A Secretaria Estadual da Fazenda informou que o setor de combustíveis responde por 22,8% da arrecadação total de ICMS do Paraná, comunicações traz 14,6%, energia 14,2% e veículos 7,9%. Os quatro setores respondem por 59% da arrecadação total do tributo. Em 2005, o bolo total de ICMS arrecadado foi de R$ 8,8 bilhões. Em 2006, atingiu R$ 9,3 bilhões e, no ano passado, alcançou a cifra de R$ 10 bilhões.
''Quando há aumento de preço, as empresas já repassam para o consumidor. Quando é para cair os preços, essa queda demora e, normalmente, não chega integralmente para o consumidor.

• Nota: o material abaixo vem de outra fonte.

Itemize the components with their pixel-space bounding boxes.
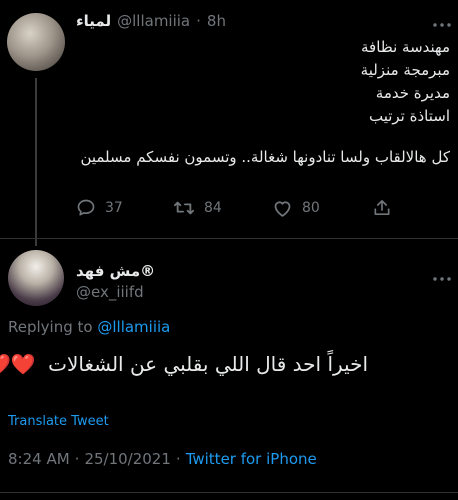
meta-source[interactable]: Twitter for iPhone [186,450,317,468]
avatar-reply[interactable] [8,250,64,306]
retweet-button[interactable]: 84 [173,198,222,218]
handle[interactable]: @lllamiiia [117,12,190,30]
reply-button[interactable]: 37 [76,198,123,218]
timestamp[interactable]: 8h [207,12,226,30]
heart-emoji: ❤️❤️ [0,352,36,376]
meta-time[interactable]: 8:24 AM [8,450,70,468]
tweet-line: مديرة خدمة [375,84,450,102]
separator: · [196,12,201,30]
retweet-count: 84 [204,200,222,216]
reply-text: اخيراً احد قال اللي بقلبي عن الشغالات ❤️… [0,350,368,378]
meta-date[interactable]: 25/10/2021 [84,450,170,468]
replying-to-label: Replying to [8,318,93,336]
tweet-body: كل هالالقاب ولسا تنادونها شغالة.. وتسمون… [80,148,450,166]
like-count: 80 [302,200,320,216]
reply-count: 37 [105,200,123,216]
translate-tweet-link[interactable]: Translate Tweet [8,414,109,429]
tweet-line: مهندسة نظافة [361,38,450,56]
tweet-lines: مهندسة نظافة مبرمجة منزلية مديرة خدمة اس… [150,36,450,128]
comment-icon [76,198,96,218]
replying-to: Replying to @lllamiiia [8,318,170,336]
tweet-meta: 8:24 AM · 25/10/2021 · Twitter for iPhon… [8,450,317,468]
meta-separator: · [175,450,181,468]
reply-text-body: اخيراً احد قال اللي بقلبي عن الشغالات [48,352,368,376]
tweet-line: استاذة ترتيب [368,107,450,125]
display-name[interactable]: لمياء [76,12,111,30]
retweet-icon [173,198,195,218]
replying-to-handle[interactable]: @lllamiiia [97,318,170,336]
more-options-icon[interactable] [432,14,452,27]
like-button[interactable]: 80 [272,198,320,218]
tweet-line: مبرمجة منزلية [360,61,450,79]
reply-handle[interactable]: @ex_iiifd [76,283,144,301]
reply-display-name[interactable]: مش فهد® [76,262,155,280]
reply-more-options-icon[interactable] [432,268,452,281]
heart-outline-icon [272,198,293,218]
bottom-divider [0,492,458,493]
share-icon [372,197,392,218]
meta-separator: · [74,450,80,468]
divider [0,238,458,239]
tweet-header: لمياء @lllamiiia · 8h [76,8,226,34]
thread-line [35,78,37,246]
share-button[interactable] [372,197,392,218]
avatar-parent[interactable] [7,13,65,71]
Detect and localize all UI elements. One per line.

As empresas acabam se apropriando em forma de lucro'', disse o economista do Departamento Intersindical de Estatística e Estudos Socioeconômicos (Dieese), Sandro Silva.
Ele considera as medidas de redução de carga tributária benéficas mas acredita que o governo teria que contar com mecanismos para pressionar os empresários para que houvesse o repasse para o consumidor final.
O presidente do IBPT, Gilberto Luiz do Amaral, disse que é preciso tomar cuidado para que a mudança não gere ganho de arrecadação para o Estado. Ele avalia que a proposta poderia trazer consequências negativas se aumentasse mais o percentual em energia, comunicações e combustíveis do que reduzisse em alimentos, roupas e itens de higiene. Hoje o percentual de ICMS sobre combustíveis é de 26% e em telecomunicações e energia de 27%. (A.B.)